On site taking a closer look it appears that the system is somewhat of a hybrid.  It uses a standard PC power supply although BIOS is customized to run through on board modules and the program is run by ROM chips attached to a circuit board powered by a molex connector instead of a traditional hard drive.  Probably a good idea that this machine does not use a hard drive since with being powered on almost 24/7 this part would have failed much earlier.

Inside the machine are a series of peripheral expansion cards ISA slots – a quick look at the board confirms this machine to be running an386 or i486 with ISA expansion ports.  (I remember my first soundblaster card used the 8 bit ISA slot and my second computer 486 used the ISA 16 with a Soundblaster Pro 16.

On the site I could here a Pop sound from the power supply when it was attempted to power-on, on closer inspection I could see a blown capacitator inside.  Considering the machine has been running for years not stop without a break I am not surprised this old 250 watt power supply finally died.

Luckily I store lots and lots of parts at the High School and simply swapped out this part with a newer 350 Watt P4 power supply (obviously not using the P4 extension) and connected it to the motherboard and to one circuit board via a molex connector – and wha laaa the machine came to life and is working.

This is a picture of the old power supply – standard ATX 250 watt power supply.

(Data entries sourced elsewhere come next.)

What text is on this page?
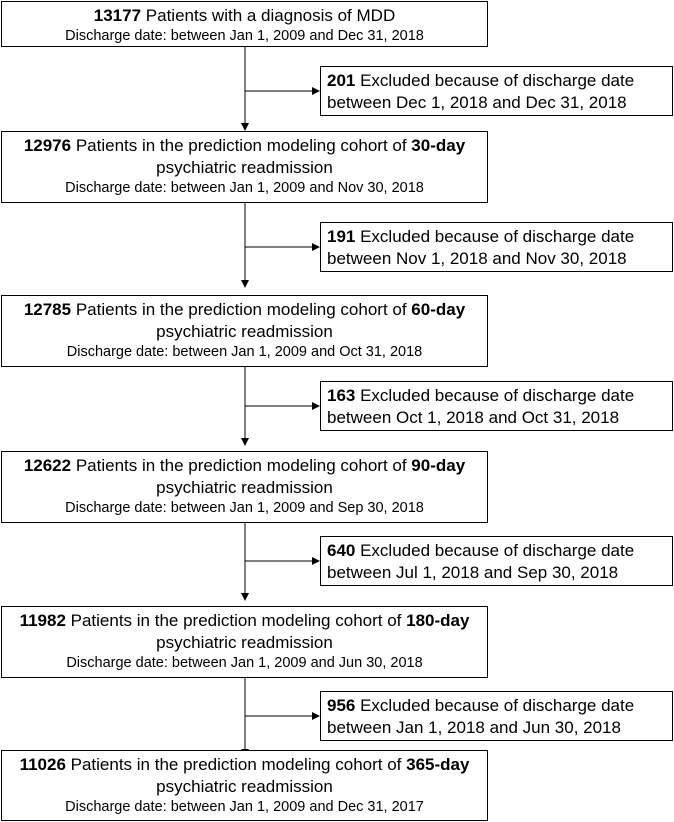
13177 Patients with a diagnosis of MDD
Discharge date: between Jan 1, 2009 and Dec 31, 2018
201 Excluded because of discharge date
between Dec 1, 2018 and Dec 31, 2018
12976 Patients in the prediction modeling cohort of 30-day
psychiatric readmission
Discharge date: between Jan 1, 2009 and Nov 30, 2018
191 Excluded because of discharge date
between Nov 1, 2018 and Nov 30, 2018
12785 Patients in the prediction modeling cohort of 60-day
psychiatric readmission
Discharge date: between Jan 1, 2009 and Oct 31, 2018
163 Excluded because of discharge date
between Oct 1, 2018 and Oct 31, 2018
12622 Patients in the prediction modeling cohort of 90-day
psychiatric readmission
Discharge date: between Jan 1, 2009 and Sep 30, 2018
640 Excluded because of discharge date
between Jul 1, 2018 and Sep 30, 2018
11982 Patients in the prediction modeling cohort of 180-day
psychiatric readmission
Discharge date: between Jan 1, 2009 and Jun 30, 2018
956 Excluded because of discharge date
between Jan 1, 2018 and Jun 30, 2018
11026 Patients in the prediction modeling cohort of 365-day
psychiatric readmission
Discharge date: between Jan 1, 2009 and Dec 31, 2017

Replaced it with a ATX 20 pin + 4 pin 350 watt supply (leaving the extra 4 pin not attached)

Here is shot of the back where the custom extension ISA peripherals attach at the back.  Not really much of a point to this entry other than I still find myself fascinated by the endless combination of PC components used in any number of devices.  Since my first computer was a 286 12 mhz machine with 512 kb of ram (yes half of 1 mb) I like it when I encounter legacy hardware that still works great.